ふくろう みみずく、くろねこ ねずみ、どろぼう
よなかは おばけの じかん
よなかに あそぶこは おばけに おなり
もはや表紙がキャラクターとして有名な、せなさんの『ねないこだれだ』。一見かわいいイラストですが、意外と中身はこわいです。夜遅くまで起きている子どもは、おばけにされてしまうのです。せなさんの絵本には、独自の厳しさも感じられます。

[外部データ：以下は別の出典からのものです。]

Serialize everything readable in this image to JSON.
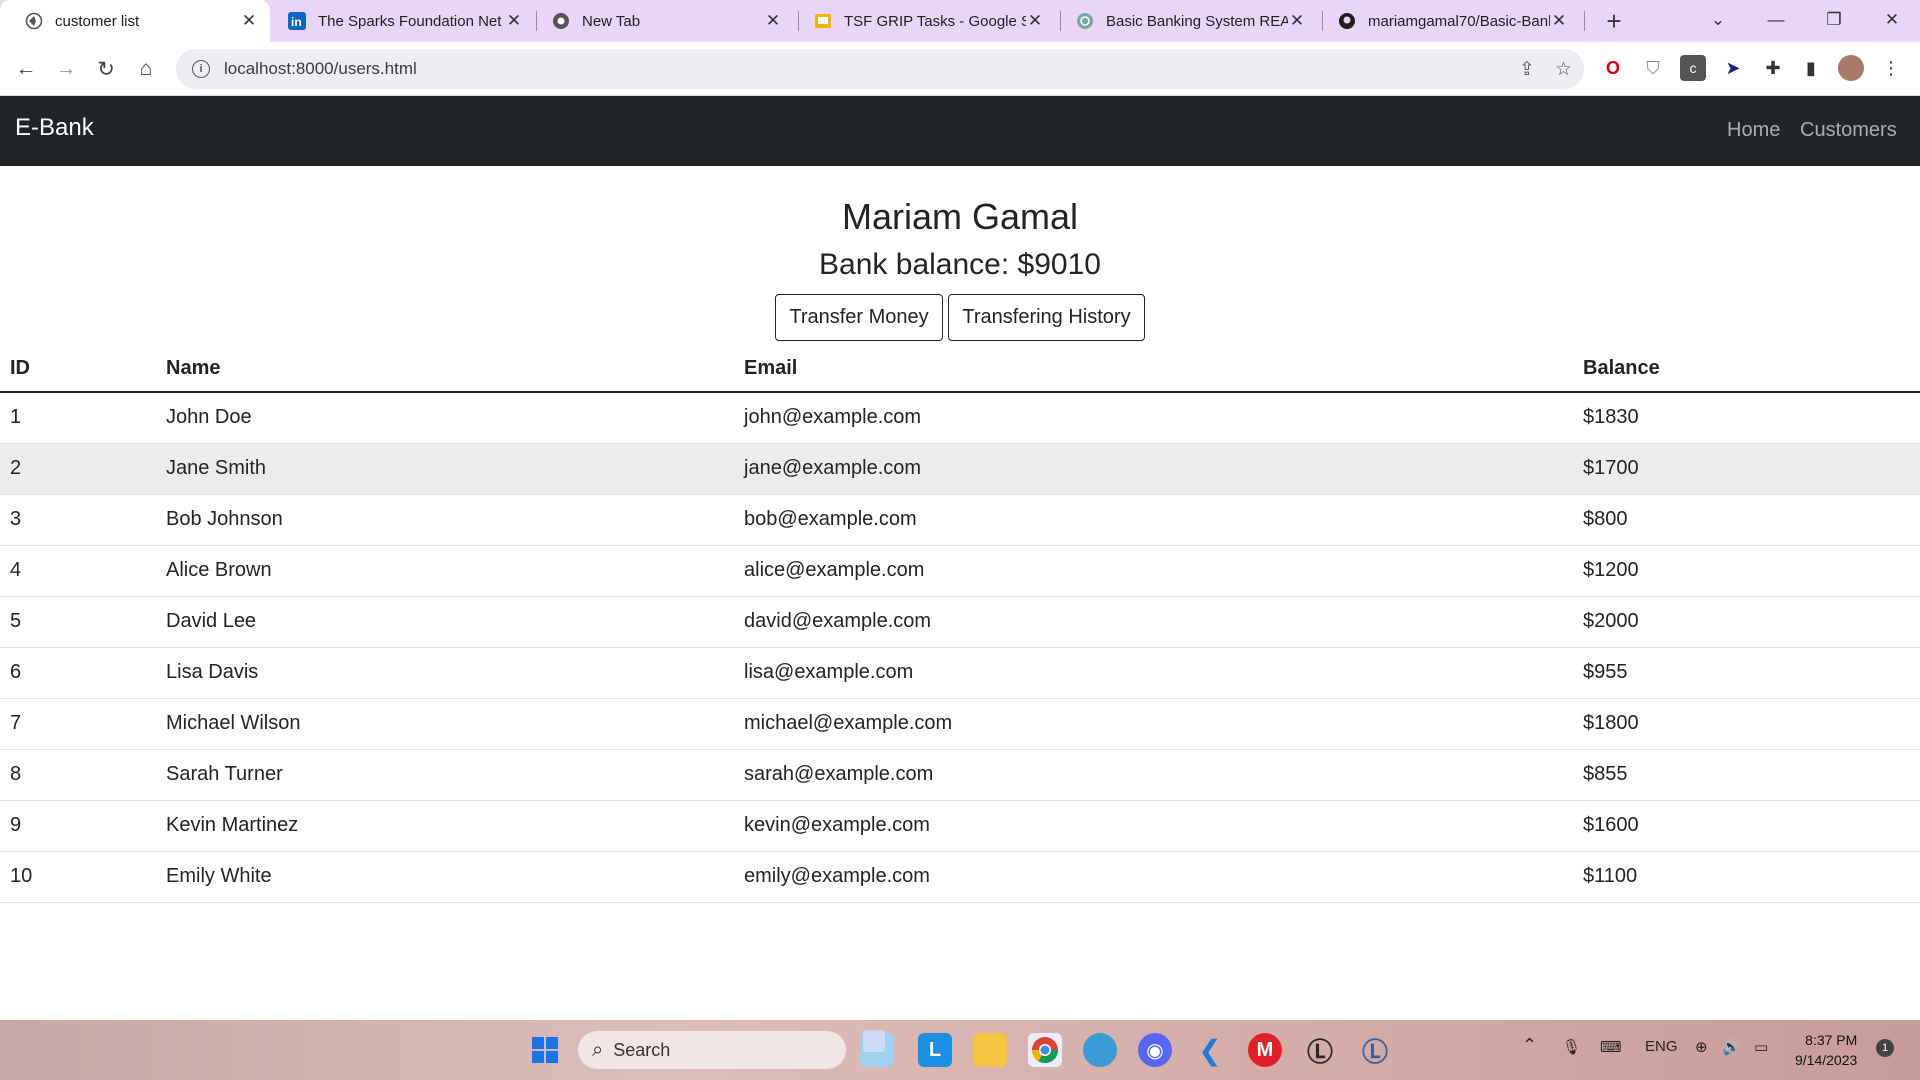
{
  "browser": {
    "tabs": [
      {
        "title": "customer list",
        "icon": "globe-icon"
      },
      {
        "title": "The Sparks Foundation Net",
        "icon": "linkedin-icon"
      },
      {
        "title": "New Tab",
        "icon": "chrome-icon"
      },
      {
        "title": "TSF GRIP Tasks - Google Sli",
        "icon": "slides-icon"
      },
      {
        "title": "Basic Banking System READ",
        "icon": "chatgpt-icon"
      },
      {
        "title": "mariamgamal70/Basic-Banl",
        "icon": "github-icon"
      }
    ],
    "address": "localhost:8000/users.html"
  },
  "navbar": {
    "brand": "E-Bank",
    "links": [
      "Home",
      "Customers"
    ]
  },
  "profile": {
    "name": "Mariam Gamal",
    "balance_text": "Bank balance: $9010",
    "transfer_label": "Transfer Money",
    "history_label": "Transfering History"
  },
  "table": {
    "headers": [
      "ID",
      "Name",
      "Email",
      "Balance"
    ],
    "rows": [
      [
        "1",
        "John Doe",
        "john@example.com",
        "$1830"
      ],
      [
        "2",
        "Jane Smith",
        "jane@example.com",
        "$1700"
      ],
      [
        "3",
        "Bob Johnson",
        "bob@example.com",
        "$800"
      ],
      [
        "4",
        "Alice Brown",
        "alice@example.com",
        "$1200"
      ],
      [
        "5",
        "David Lee",
        "david@example.com",
        "$2000"
      ],
      [
        "6",
        "Lisa Davis",
        "lisa@example.com",
        "$955"
      ],
      [
        "7",
        "Michael Wilson",
        "michael@example.com",
        "$1800"
      ],
      [
        "8",
        "Sarah Turner",
        "sarah@example.com",
        "$855"
      ],
      [
        "9",
        "Kevin Martinez",
        "kevin@example.com",
        "$1600"
      ],
      [
        "10",
        "Emily White",
        "emily@example.com",
        "$1100"
      ]
    ]
  },
  "taskbar": {
    "search_placeholder": "Search",
    "language": "ENG",
    "time": "8:37 PM",
    "date": "9/14/2023",
    "notification_count": "1"
  },
  "colors": {
    "navbar": "#212529",
    "tabstrip": "#e8d5f7",
    "striped_row": "#ececec"
  }
}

あおぺんは、まさにせなさんの初期作品群を読んで育った世代です。『にんじん』とか『もじゃもじゃ』の表紙は、今も記憶に残っています。そんな我々が子どもの頃、9時は、確実に寝る時間でした。眠れなかろうが布団に追いやられていました。あおぺん、寝つきの悪い子だったので、なかなかツライ思い出です。
そんなみんなが寝るべき時間に、寝ない悪い子は、おばけにされておばけの世界に連れていかれてしまうよ。という小さい子だったら、ちょっと夜がコワクなってしまう赤ちゃん絵本です。現代の子どもたちは、どういう反応をするのでしょうか。これは寝る前、夜に読んでもらわないと、正しい感想がわからないですね。明るい中ではだめなのです。